Dopo esserci lavati usciamo per mangiare qualcosa e il nostro driver ci porta in quello che sembra l’unico ehm… ristorante (questa è pura blasfemia). Nella sala principale 5 o 6 professioniste sperano che a me e/o Pietro venga voglia di compagnia per la notte. Se solo ti azzardi a guardarle cominciano a passarsi minacciosamente la lingua sulle labbra, e io sono timido, si sa. Io e Mic, tutto sommato, ci divertiamo: siamo in vacanza in un posto strano, quindi va bene così. Pietro è più inquieto, ma un paio di birre St. George sciolgono anche lui. Il cibo non è male, piccantissimo come da tradizione locale.

Il giorno successivo partiamo di buon’ora alla volta di Dinsho, e alla luce del giorno quello che sembrava un posto di merda si rivela degno della mia personale idea di inferno: fango, detriti, edifici squallidi e scalcinati, terreno sventrato dalle ruspe, assenza totale di posti dove fare colazione (tutti sanno che io – ma anche Mic – alla mattina non connetto finché non ho fatto una buona colazione).

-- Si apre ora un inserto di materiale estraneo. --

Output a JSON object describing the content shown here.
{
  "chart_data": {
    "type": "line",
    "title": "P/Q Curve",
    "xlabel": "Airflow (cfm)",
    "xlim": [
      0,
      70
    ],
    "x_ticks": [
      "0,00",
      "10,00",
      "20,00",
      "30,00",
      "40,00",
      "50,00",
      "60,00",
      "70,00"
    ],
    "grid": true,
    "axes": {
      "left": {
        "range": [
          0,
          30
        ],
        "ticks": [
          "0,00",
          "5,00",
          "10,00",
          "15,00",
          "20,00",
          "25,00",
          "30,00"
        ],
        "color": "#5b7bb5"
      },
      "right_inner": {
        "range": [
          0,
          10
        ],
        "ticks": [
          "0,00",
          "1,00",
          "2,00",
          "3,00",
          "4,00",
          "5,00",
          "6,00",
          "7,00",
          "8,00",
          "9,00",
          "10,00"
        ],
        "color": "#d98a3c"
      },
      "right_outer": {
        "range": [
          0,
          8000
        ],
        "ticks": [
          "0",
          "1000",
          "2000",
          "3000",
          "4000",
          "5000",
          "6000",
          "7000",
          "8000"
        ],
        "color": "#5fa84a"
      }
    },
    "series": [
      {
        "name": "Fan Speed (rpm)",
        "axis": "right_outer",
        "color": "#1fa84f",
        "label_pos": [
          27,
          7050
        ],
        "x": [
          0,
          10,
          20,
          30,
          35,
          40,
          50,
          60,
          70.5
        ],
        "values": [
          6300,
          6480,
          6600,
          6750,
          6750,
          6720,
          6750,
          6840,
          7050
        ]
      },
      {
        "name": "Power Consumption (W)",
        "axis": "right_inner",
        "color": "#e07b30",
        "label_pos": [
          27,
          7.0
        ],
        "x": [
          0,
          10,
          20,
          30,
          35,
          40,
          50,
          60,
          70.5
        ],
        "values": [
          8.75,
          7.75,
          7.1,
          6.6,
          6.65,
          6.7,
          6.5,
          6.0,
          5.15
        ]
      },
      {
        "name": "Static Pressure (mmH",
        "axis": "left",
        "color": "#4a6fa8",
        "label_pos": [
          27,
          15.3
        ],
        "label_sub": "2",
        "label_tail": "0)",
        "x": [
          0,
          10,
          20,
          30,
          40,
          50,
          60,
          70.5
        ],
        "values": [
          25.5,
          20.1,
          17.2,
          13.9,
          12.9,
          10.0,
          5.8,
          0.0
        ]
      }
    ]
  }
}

A Dinsho decidiamo di alloggiare presso la guest house gestita dall’ente dei parchi nazionali. Costa poco ed è in una posizione panoramica che domina dall’alto la polverosa cittadina nella valle. Un ranger ci mostra le varie camere disponibili, e noi ne scegliamo una la cui porta si chiuda e dove i letti possano accogliere corpi di lunghezza superiore al metro e settanta. All’interno c’è solo un letto matrimoniale, per cui chiediamo di portarne un altro per me. Nell’altro, ad una attenta ispezione del materasso, risulta risiedere una colonia di cimici. Pietro e Mic non si perdono d’animo ed attuano un’operazione di bonifica. Dinsho è a 1600 m slm, per cui di notte fa freddo, ma per fortuna abbiamo una stufa a legna. Il problema è che non tira. Io, che per queste cose sono forse un po’ paranoico, prima di addormentarmi medito. Faccio in modo che la morte per asfissia non mi colga impreparato: saluto mentalmente i miei cari e la vita in genere, e quando il sonno arriva sono in pace con me stesso.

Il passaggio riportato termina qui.